Teams are playing with millions of dollars on the line and it's unwise to think that a hard-work ethic and distance from a bad ending will provide the proper regeneration required to lead a NFL team from the brink of irrelevancy to the brink of a Super Bowl. There's too much at stake to rush into anything so soon.

Want proof that work is not the remedy to cure all ills? Remember that Bill Barber lost his wife, Jenny, to cancer right before Christmas of 2001, in the midst of his first and only full season behind the bench for the Philadelphia Flyers. In typical blue-collar Canadian fashion, Barber briefly publicly acknowledged the loss after a 5-1 home win over Minnesota on December 8, and then moved on with the rest of the schedule.
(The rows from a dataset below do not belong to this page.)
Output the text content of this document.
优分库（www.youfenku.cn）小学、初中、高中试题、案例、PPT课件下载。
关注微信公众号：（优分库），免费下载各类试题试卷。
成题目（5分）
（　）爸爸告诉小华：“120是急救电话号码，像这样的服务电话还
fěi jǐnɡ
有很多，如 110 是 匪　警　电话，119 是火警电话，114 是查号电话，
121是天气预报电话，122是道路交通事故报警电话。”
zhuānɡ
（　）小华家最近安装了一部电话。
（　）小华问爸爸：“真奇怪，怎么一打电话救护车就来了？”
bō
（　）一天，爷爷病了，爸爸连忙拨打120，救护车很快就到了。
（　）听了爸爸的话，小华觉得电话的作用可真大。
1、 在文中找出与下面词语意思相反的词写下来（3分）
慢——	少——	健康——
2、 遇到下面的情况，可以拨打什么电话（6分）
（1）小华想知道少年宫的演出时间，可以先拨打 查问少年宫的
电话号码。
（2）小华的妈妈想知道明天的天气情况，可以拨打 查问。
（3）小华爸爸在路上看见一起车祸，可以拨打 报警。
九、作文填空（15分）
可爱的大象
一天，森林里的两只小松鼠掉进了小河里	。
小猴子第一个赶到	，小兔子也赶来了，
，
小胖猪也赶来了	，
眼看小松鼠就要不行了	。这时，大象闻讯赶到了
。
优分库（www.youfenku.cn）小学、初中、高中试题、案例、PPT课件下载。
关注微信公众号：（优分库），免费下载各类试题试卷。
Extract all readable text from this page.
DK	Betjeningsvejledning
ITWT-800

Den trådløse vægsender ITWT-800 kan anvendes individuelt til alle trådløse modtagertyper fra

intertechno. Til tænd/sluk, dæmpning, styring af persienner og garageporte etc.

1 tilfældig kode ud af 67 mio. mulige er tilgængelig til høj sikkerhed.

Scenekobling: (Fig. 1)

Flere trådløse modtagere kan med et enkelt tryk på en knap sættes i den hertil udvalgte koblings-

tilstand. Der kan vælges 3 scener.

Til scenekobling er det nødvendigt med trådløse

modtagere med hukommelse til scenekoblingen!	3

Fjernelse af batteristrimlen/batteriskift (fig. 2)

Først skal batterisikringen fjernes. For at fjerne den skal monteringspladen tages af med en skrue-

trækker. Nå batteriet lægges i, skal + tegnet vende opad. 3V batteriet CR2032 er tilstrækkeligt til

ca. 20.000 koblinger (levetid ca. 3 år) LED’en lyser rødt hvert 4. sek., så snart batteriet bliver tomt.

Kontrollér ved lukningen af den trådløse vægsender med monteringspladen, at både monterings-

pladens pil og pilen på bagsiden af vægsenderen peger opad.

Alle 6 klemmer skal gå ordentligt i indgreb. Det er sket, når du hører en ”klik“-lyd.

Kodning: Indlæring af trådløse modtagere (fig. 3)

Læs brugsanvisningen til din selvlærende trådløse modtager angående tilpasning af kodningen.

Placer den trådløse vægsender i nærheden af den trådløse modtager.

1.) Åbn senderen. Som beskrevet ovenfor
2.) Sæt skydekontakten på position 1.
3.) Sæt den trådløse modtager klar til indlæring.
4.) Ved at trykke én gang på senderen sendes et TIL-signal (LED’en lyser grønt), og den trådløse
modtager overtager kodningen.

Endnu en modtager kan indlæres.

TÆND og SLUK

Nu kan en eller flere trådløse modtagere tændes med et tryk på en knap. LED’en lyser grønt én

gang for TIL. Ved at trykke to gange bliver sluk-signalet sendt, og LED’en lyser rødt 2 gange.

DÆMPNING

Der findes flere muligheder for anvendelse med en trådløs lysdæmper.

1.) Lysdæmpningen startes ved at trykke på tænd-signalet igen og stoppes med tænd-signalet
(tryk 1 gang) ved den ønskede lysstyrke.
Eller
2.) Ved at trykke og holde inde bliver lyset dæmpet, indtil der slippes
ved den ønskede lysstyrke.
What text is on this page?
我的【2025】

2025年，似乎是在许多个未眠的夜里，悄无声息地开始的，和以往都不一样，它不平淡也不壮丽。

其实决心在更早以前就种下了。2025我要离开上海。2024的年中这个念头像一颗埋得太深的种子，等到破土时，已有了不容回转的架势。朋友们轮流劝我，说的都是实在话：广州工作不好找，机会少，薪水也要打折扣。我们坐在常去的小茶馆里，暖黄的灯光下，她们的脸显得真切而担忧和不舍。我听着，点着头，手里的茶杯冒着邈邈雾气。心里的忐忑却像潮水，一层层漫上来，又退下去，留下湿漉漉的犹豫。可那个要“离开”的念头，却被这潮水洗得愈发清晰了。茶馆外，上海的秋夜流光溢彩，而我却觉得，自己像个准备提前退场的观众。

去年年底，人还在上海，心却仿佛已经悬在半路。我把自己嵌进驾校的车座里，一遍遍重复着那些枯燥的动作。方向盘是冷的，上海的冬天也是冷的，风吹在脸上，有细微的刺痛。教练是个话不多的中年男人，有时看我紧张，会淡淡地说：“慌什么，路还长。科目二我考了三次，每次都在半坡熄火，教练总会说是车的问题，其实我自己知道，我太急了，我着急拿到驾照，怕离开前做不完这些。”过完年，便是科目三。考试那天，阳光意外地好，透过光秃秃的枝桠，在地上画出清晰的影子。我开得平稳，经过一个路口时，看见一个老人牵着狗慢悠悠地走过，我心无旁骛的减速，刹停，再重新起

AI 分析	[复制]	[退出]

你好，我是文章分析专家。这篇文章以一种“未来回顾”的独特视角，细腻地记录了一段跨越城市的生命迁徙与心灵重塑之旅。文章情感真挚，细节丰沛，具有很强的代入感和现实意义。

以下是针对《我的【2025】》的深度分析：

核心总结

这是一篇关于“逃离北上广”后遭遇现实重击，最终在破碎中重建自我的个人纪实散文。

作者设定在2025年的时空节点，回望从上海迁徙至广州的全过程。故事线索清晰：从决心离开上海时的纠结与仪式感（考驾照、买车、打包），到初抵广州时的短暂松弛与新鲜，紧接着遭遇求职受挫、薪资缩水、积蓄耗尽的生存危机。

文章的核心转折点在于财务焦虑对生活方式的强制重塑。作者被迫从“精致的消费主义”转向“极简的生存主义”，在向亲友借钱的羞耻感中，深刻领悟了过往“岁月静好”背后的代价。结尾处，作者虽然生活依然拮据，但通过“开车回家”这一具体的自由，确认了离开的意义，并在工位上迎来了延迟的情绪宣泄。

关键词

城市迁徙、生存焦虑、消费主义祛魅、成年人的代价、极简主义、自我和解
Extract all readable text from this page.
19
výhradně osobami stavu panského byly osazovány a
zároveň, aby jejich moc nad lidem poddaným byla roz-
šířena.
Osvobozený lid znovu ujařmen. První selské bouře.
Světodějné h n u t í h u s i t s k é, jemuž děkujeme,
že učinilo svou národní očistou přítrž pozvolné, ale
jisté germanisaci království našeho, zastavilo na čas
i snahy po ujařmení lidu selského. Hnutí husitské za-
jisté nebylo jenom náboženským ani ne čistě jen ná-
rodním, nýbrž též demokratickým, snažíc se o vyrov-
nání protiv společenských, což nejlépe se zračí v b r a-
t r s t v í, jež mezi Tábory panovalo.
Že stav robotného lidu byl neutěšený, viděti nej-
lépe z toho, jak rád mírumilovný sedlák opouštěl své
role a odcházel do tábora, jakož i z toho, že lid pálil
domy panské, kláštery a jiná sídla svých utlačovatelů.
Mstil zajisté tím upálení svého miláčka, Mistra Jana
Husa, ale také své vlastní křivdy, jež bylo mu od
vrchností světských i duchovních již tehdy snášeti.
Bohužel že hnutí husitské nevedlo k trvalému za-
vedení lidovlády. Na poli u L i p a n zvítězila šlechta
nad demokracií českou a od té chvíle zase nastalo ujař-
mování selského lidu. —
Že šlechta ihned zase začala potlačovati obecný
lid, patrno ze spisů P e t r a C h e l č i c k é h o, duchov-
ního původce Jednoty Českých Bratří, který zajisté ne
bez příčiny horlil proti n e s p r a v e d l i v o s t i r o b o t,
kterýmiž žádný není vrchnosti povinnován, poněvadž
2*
The end to his coaching tenure came just over four months later as his team mustered only two goals in a five-game playoff loss to Ottawa, and Barber was fired amidst rumors of a veteran mutiny that had the ear of GM Bob Clarke, and rampant speculation of his inability to muster a decent game plan in an NHL that embraced systematic instruction.

How much that family tragedy played into his demise, we'll never know, but we're deluding ourselves if we think that giving in to the demands of being a leader in a top-flight sport didn't play a significant factor.

Reid has one year remaining on his current contract, and a break he richly deserves. I call upon the braintrust of those needy NFL clubs to help turn his frown upside down by keeping him on the sidelines next year.

It will be for the benefit of everyone involved, and for the best possible 2014 as far as the Reid clan is concerned and for that franchise which inevitably places trust and power in Andy Reid to reverse their fortunes the way he did here, in front of the toughest critics in America.